(no subject)
Mar. 4th, 2004 09:48 pmMore Dustweed [18 Hispis 4261]
I spent a good deal of last night on the stove in contemplation. Dustweed spent a good deal of it on the bed in Tethezai, so the stove was the natural place to think. And to muse. And to meditate. Though I must confess to doing almost six parts contemplating and three parts thinking to each part of mediation, and the musing is barely worth a mention.
Oh, and there were some fifteen parts fretting in there as well.
Now, if I were as excellent a friend as I would hope to have my own friends be to me, I would have been contemplating, thinking, meditating, musing, and, I suppose, fretting about Thery and Yarwain and their friend-or-enemy the Countess Gloun. Which is what all my conversations that day had been about, to say nothing of the mellow, dramatic, melodramatic events.
Actually, I was fretting about what I would say to Ghirbis.
In the morning, all of my elegant phrases had flown from my head.

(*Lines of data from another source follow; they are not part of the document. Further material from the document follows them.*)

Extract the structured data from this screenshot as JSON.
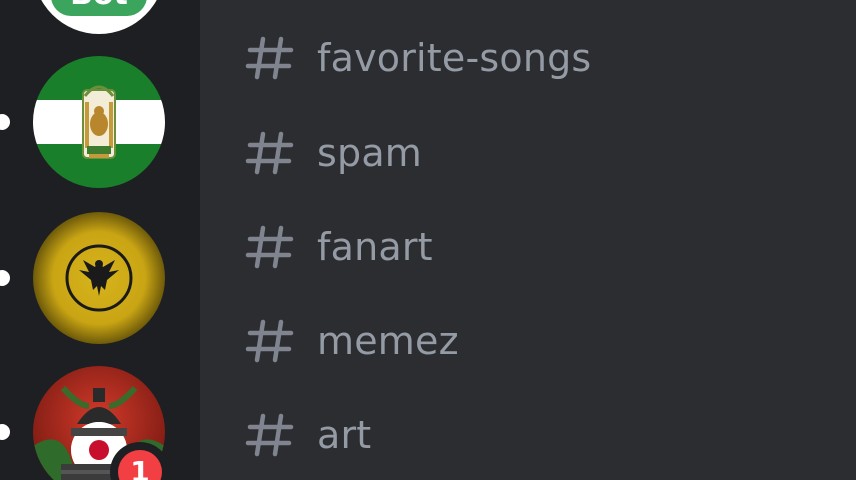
{
  "servers": [
    {
      "name": "server-partial-top",
      "icon": "green-server-icon",
      "color": "#57f287"
    },
    {
      "name": "andalusia-server",
      "icon": "andalusia-flag-icon",
      "colors": [
        "#1b7a1b",
        "#ffffff"
      ]
    },
    {
      "name": "eagle-server",
      "icon": "eagle-emblem-icon",
      "color": "#c9a514"
    },
    {
      "name": "samurai-server",
      "icon": "samurai-countryball-icon",
      "color": "#b32222",
      "mention_badge": "1"
    }
  ],
  "channels": [
    {
      "icon": "hash-icon",
      "label": "favorite-songs"
    },
    {
      "icon": "hash-icon",
      "label": "spam"
    },
    {
      "icon": "hash-icon",
      "label": "fanart"
    },
    {
      "icon": "hash-icon",
      "label": "memez"
    },
    {
      "icon": "hash-icon",
      "label": "art"
    }
  ],
  "colors": {
    "rail_bg": "#1e1f22",
    "pane_bg": "#2b2d31",
    "channel_text": "#949ba4",
    "badge": "#f23f43",
    "pill": "#ffffff"
  }
}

I simply scratched at Ghirbis' window at a decent time, and flew in when she opened it like any reasonable person. Well, any Zi-risonable person.
And told her that I would like to invite Dustweed as our last roommate in Quendry House.
She expressed surprise in a long and complicated song, some of which is:
Some days Reluu's face is seen in the South,
Some days birds sprout from buds,
Some days an Orren will have a closed mouth,
Some days a Cani won't have any friends,
Some days you buy iron for the price of fresh cheese
Some days a Khtsoyis will earn more than he spends,
But no days did I think to hear news such as these!
She didn't ask me why. But I was asking myself that for some time and a half -- both "why" and "why not" -- and in the end, about half past midnight when zie was still taking up our shared room with zir lover -- I realized that, when one takes action against a countess with another, with no great discussion of the matter, the one and the another share a kind of trust and commonality that one might not with one's everyday friends. And such a trust is not a thing that should casually be broken, nor tossed aside.
I will regret this for the next ten thousand years. But I think I would regret not doing it for fifteen thousand.